Some shorts are exercises in transformation and geometry. Riddles for a Candy (Hadanky za bonbon, 1978) is about an amorphous creature whose loosely discrete parts endlessly rearrange. Discjockey (1980) examines the many circular objects in everyday life, like cups and LPs, which are presented as shiny, airbrushed cut-outs. The final circles are pills being popped into a mouth. The stop-motion hands of a live-action architect in Projekt (1981) draft a building of rectangular apartments, all the same, with cut-out figures pasted onto the line drawings.
In a witty stop-motion apotheosis, we have a delirium of shifting tones in The Vanished World of Gloves (Zanikly svet rukavic, 1981). A live-action steam-shovel worker uncovers old films that reveal history enacted by gloves walking on their fingers: a silent slapstick chase in black and white, a romantic tragedy, a spoof of Luis Buñuel and Salvador Dali‘s Surrealist short Un Chien Andalou (1929), a vision of totalitarian war, and a sci-fi film with nods to famous titles. In between reels, we see the guy’s hand reaching for a drink or a smoke.
More transformations mark Ballad of a Green Wood (Balada o zelenem drevu, 1984). Sticks of chopped wood (live and stop-motion) evolve magically into a weird bird flying over the forest until it finally fulfills its destiny as firewood. The final image of black smoke emerging from a chimney can’t help but evoke a sinister connotation in a Czech film.

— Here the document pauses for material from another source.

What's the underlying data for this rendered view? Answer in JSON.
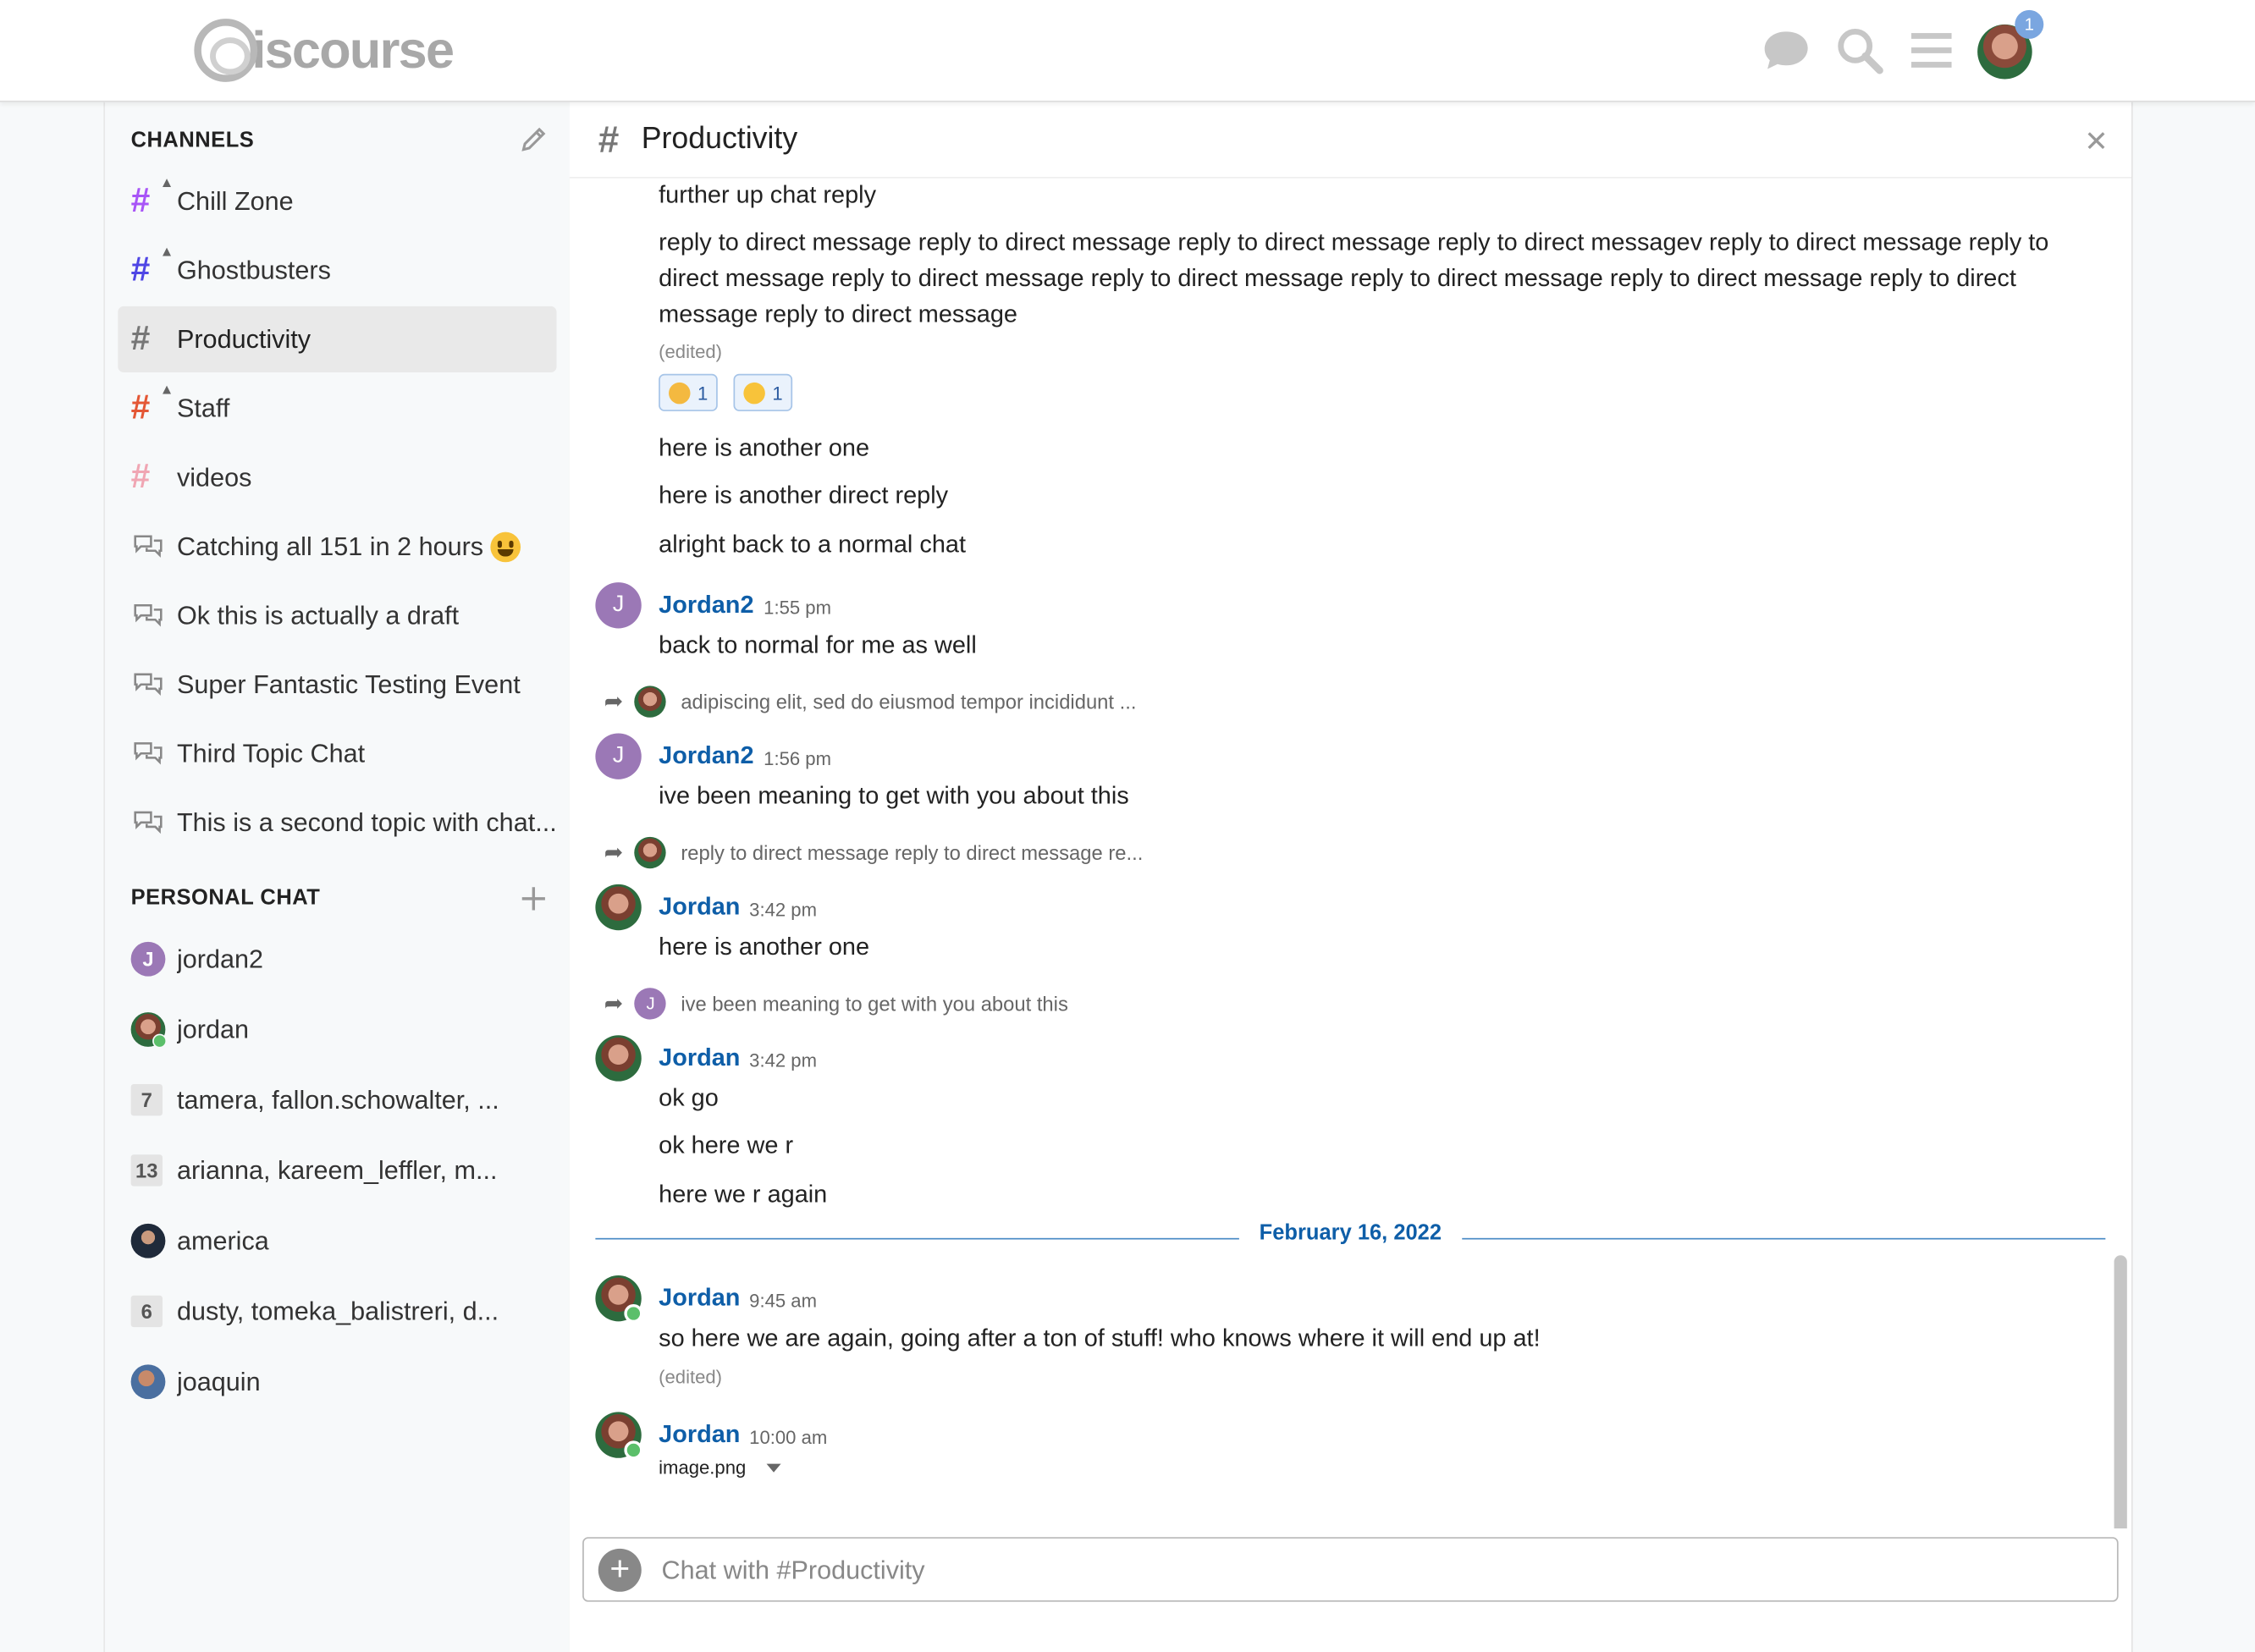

The two last and longest of Jiří Barta’s shorts included here use abandoned buildings to comment on the ghastliness of life and how the forgotten past retains the power to waylay our modern ambitions. I believe the most ravishingly beautiful film of the whole set is The Last Theft (Posledni lup, 1987), a live-action, dialogue-free, sinister dream about a thief who breaks into a house and discovers a seductive world of ghosts, vampires, and mad science.
Perhaps more grotesque is the repetitious lives of decaying articulated mannequins in The Club of the Laid Off (Klub odlozenych, 1989). Their raucous antics ask us to consider the extent to which we act as mannequins or to which we’re destined to be cast off ourselves. Both films combine a droll comic sensibility with an eye for the unsettling.
Czechoslovakia has yielded several brilliant and famous animators, from Jiri Trnka to Karel Zeman to Jan Svankmajer, and Jiří Barta deserves a spot in their constellation. The eight films in this set were first issued on DVD by Kimstim in 2014, and that’s well out of print. Deaf Crocodile released the first disc of this newly restored set in 2023, and that’s out of print, too.
The new two-disc Blu-ray comes in a standard edition or as a Deluxe Limited Edition with an informative booklet and slipcase. Either incarnation makes a comprehensive showcase of this artist, who’s still around to discuss his work in two lengthy interviews. Fans of animation or Eastern European strangeness shouldn’t hesitate.